Si expulser un pays est impossible, le marginaliser est en revanche tout à fait envisageable. Les États-Unis disposent de plusieurs leviers informels mais puissants : limiter le partage de renseignements, écarter l’Espagne de certaines missions stratégiques, bloquer la nomination de responsables militaires espagnols ou encore restreindre l’accès à certains programmes d’armement.

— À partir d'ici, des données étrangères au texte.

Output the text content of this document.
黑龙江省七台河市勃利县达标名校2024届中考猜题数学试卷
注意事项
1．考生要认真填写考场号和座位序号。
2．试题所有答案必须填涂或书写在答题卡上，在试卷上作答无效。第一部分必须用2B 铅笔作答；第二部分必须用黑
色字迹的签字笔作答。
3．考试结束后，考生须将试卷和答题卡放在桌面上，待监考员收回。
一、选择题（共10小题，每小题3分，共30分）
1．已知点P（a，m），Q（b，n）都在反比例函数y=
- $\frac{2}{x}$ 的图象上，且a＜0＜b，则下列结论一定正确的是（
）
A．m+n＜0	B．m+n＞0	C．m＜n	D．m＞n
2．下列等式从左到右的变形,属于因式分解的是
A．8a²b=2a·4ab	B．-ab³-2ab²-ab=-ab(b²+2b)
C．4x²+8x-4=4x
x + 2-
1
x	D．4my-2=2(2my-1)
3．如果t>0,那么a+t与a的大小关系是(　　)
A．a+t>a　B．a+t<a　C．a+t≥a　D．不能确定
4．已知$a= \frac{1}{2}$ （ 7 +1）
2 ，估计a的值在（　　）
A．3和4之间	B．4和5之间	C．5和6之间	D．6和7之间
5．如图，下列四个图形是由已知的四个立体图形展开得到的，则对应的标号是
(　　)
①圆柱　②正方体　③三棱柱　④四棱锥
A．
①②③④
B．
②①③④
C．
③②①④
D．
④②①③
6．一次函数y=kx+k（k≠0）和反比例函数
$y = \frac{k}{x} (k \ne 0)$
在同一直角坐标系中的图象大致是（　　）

Un précédent existe. En 2019, la Turquie a été exclue du programme d’avion de combat F-35 après l’achat de systèmes russes S-400. Une décision prise sous l’administration Trump, sans que cela ne remette en cause son appartenance à l’OTAN.

 

Une alliance fragilisée par ses divisions internes

Au-delà du cas espagnol, cet épisode révèle une fracture plus profonde au sein de l’Alliance. Les critiques de Washington envers les Européens ne sont pas nouvelles, mais elles se sont durcies. Le secrétaire à la Défense américain Pete Hegseth a récemment accusé les alliés de « profiter » de la protection américaine depuis des décennies.

Dans le même temps, plusieurs dirigeants européens s’inquiètent de la fiabilité des États-Unis. Le Premier ministre polonais Donald Tusk a publiquement interrogé la solidité de l’engagement américain en cas d’attaque contre l’Europe. Un doute inédit, qui fragilise le socle même de l’OTAN : la solidarité automatique entre ses membres.

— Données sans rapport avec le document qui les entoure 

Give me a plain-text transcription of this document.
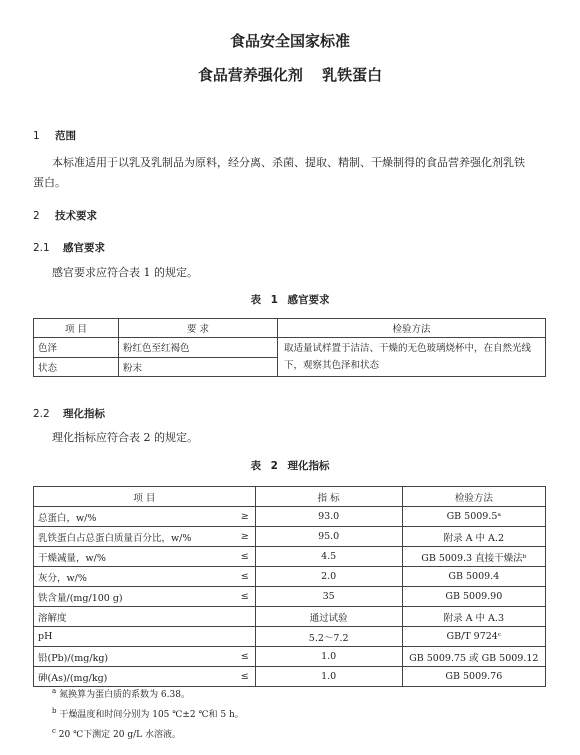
食品安全国家标准
食品营养强化剂 乳铁蛋白
1 范围
本标准适用于以乳及乳制品为原料，经分离、杀菌、提取、精制、干燥制得的食品营养强化剂乳铁
蛋白。
2 技术要求
2.1 感官要求
感官要求应符合表 1 的规定。
表 1 感官要求
项 目	要 求	检验方法
色泽	粉红色至红褐色	取适量试样置于洁洁、干燥的无色玻璃烧杯中，在自然光线下，观察其色泽和状态
状态	粉末	
2.2 理化指标
理化指标应符合表 2 的规定。
表 2 理化指标
项 目		指 标	检验方法
总蛋白，w/%	≥	93.0	GB 5009.5ᵃ
乳铁蛋白占总蛋白质量百分比，w/%	≥	95.0	附录 A 中 A.2
干燥减量，w/%	≤	4.5	GB 5009.3 直接干燥法ᵇ
灰分，w/%	≤	2.0	GB 5009.4
铁含量/(mg/100 g)	≤	35	GB 5009.90
溶解度		通过试验	附录 A 中 A.3
pH		5.2～7.2	GB/T 9724ᶜ
铅(Pb)/(mg/kg)	≤	1.0	GB 5009.75 或 GB 5009.12
砷(As)/(mg/kg)	≤	1.0	GB 5009.76
$^a$ 氮换算为蛋白质的系数为 6.38。
$^b$ 干燥温度和时间分别为 105 ℃±2 ℃和 5 h。
$^c$ 20 ℃下测定 20 g/L 水溶液。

En Espagne, la polémique a également ravivé un débat plus ancien : celui d’une sortie volontaire de l’OTAN. Certaines voix politiques, comme celle de Ione Belarra, appellent à ouvrir une réflexion nationale sur le sujet. Pour la dirigeante de Podemos, rester dans l’Alliance reviendrait à exposer le pays à des conflits qui ne sont pas les siens.

En réalité, l’idée d’une expulsion de l’Espagne tient surtout du coup de pression politique plus que d’un scénario crédible. Dans les faits, l’OTAN repose sur un équilibre fragile, fait de compromis et de rapports de force permanents. Introduire une logique d’exclusion reviendrait à ouvrir une boîte de Pandore dont personne ne maîtrise vraiment les conséquences.